|Rediff India Abroad Home | All the sections|
Ganesh festival begins with traditional fervour
August 31, 2003 18:48 IST
Last Updated: August 31, 2003 10:22 IST
Lord Ganesh on Sunday began his annual visit to Earth with Maharashtrians giving the elephant-headed god a noisy welcome amidst elaborate security arrangement in view of the recent bomb blasts in Mumbai.
Around 30,000 policemen were deployed all over Mumbai to maintain law and order. They are being assisted by the Rapid Action Force, State Reserve Police Force, National Cadet Corps and Home Guards.
There are about 800 Ganapati mandals in Mumbai this year. For the first time, organizers have called employed volunteers and private security guards to help the police maintain law and order.
As a part of the security exercise, police has resorted to combing operations at five points in Mumbai with random checks of bags of commuters in buses, cars and taxis (cabs).
On Saturday, police had issued orders curtailing the use of firecrackers during the festival.
Chanting Ganpati Bapa Morya and with the traditional aarti, they ushered the elephant-headed God into their homes and community-organised events.
In Pune, the cultural capital of Maharashtra and birth place of Sarvajanik Ganeshotsavs (community-sponsored celebrations), residents welcomed the elephant-headed god with traditional fervour and gaiety.
The Ganeshotsav has special significance for Pune as it was from here that the concept of Sarvajanik Ganeshotsav was launched by Lokmanya Bal Gangadhar Tilak to mobilise masses against the British regime and inculcate the spirit of patriotism.
At Kesariwada, Dr Deepak Tilak, the great grandson of the revolutionary leader, performed the aarti to propitiate the benign deity, the destroyer of evil and harbinger of luck and prosperity.
In Solapur, intermittent showers failed to dampen people's spirit while welcoming the benign deity on his sojourn on earth. Idols of Lord Ganesh were brought in processions at more than 1,200 sarvajanik mandals, which have planned a variety of programmes for the next 10 days.
Nashik also saw traditional fervour at the beginning of the festival despite the recent tragedy at the Kumbh Mela.
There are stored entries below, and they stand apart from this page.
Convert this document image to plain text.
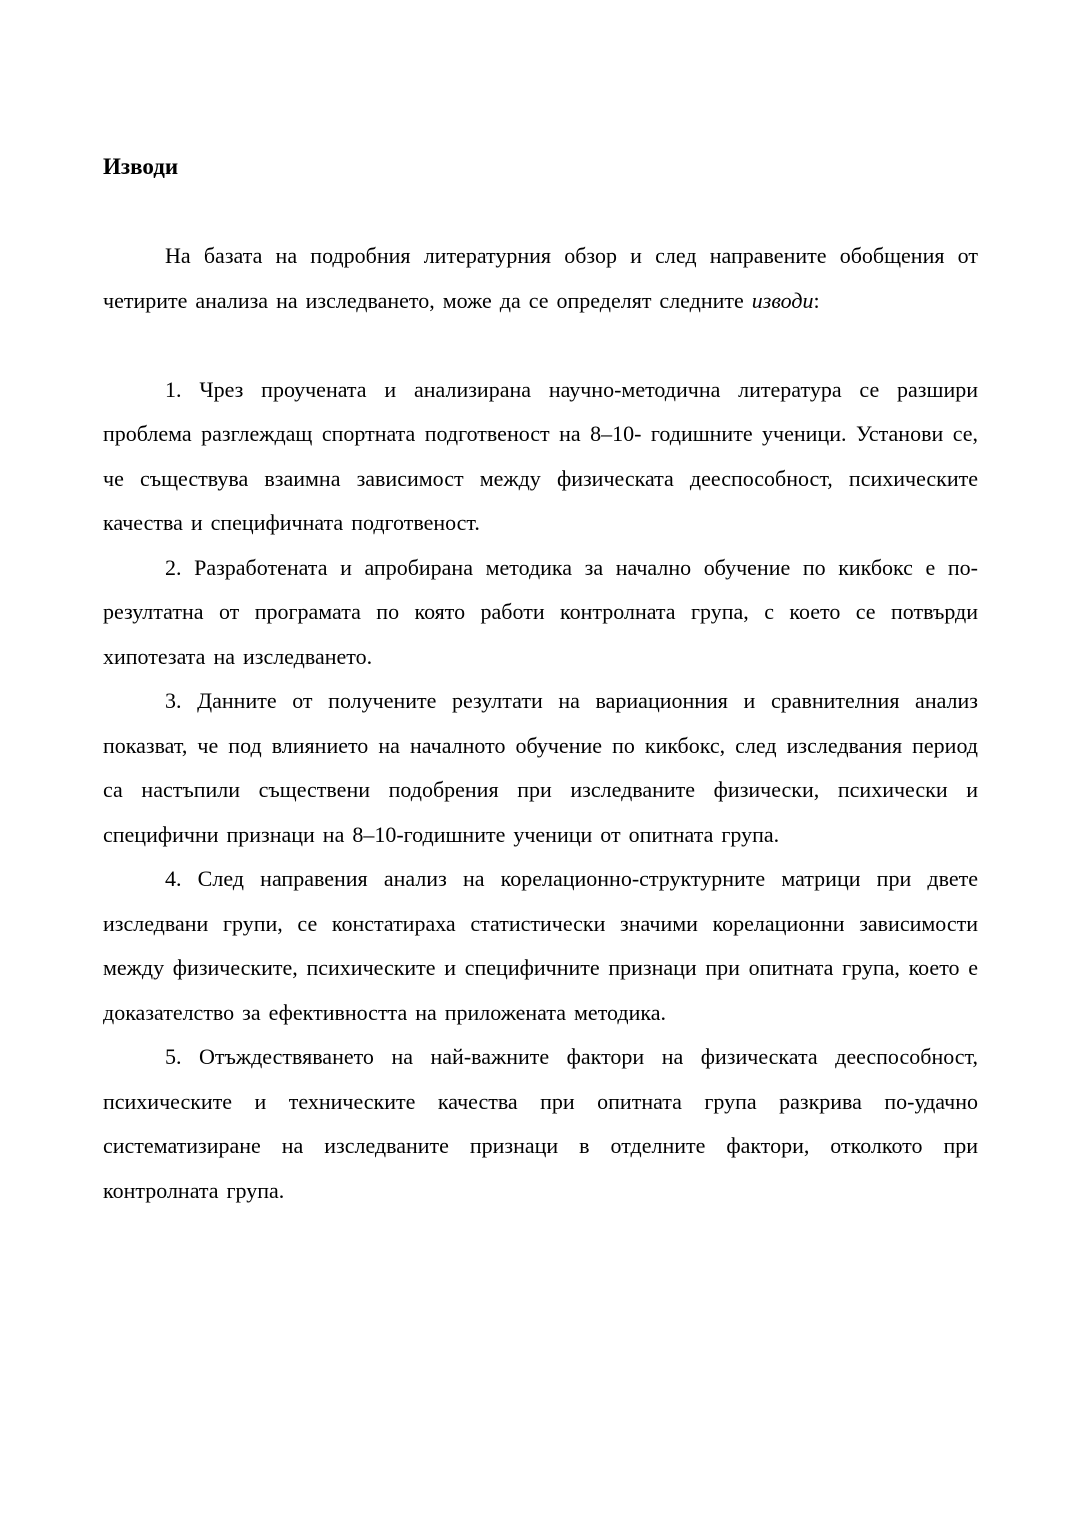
Изводи

На базата на подробния литературния обзор и след направените обобщения от четирите анализа на изследването, може да се определят следните изводи:

1. Чрез проучената и анализирана научно-методична литература се разшири проблема разглеждащ спортната подготвеност на 8–10- годишните ученици. Установи се, че съществува взаимна зависимост между физическата дееспособност, психическите качества и специфичната подготвеност.

2. Разработената и апробирана методика за начално обучение по кикбокс е по-резултатна от програмата по която работи контролната група, с което се потвърди хипотезата на изследването.

3. Данните от получените резултати на вариационния и сравнителния анализ показват, че под влиянието на началното обучение по кикбокс, след изследвания период са настъпили съществени подобрения при изследваните физически, психически и специфични признаци на 8–10-годишните ученици от опитната група.

4. След направения анализ на корелационно-структурните матрици при двете изследвани групи, се констатираха статистически значими корелационни зависимости между физическите, психическите и специфичните признаци при опитната група, което е доказателство за ефективността на приложената методика.

5. Отъждествяването на най-важните фактори на физическата дееспособност, психическите и техническите качества при опитната група разкрива по-удачно систематизиране на изследваните признаци в отделните фактори, отколкото при контролната група.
There are approximately 300 sarvajanik Ganesh mandals in the city.
Security has been beefed up in view of third and final shahi snan (royal bath) slated for Monday, as part of the Mela.
Police have put up barricades at important points to control the movement of pilgrims, who are expected in large numbers for the shahi snan.
In Nagpur, which has approximately 800 sarvajanik Ganesh mandals, elaborate security arrangements have been made to prevent any untoward incident during the 10-day festival.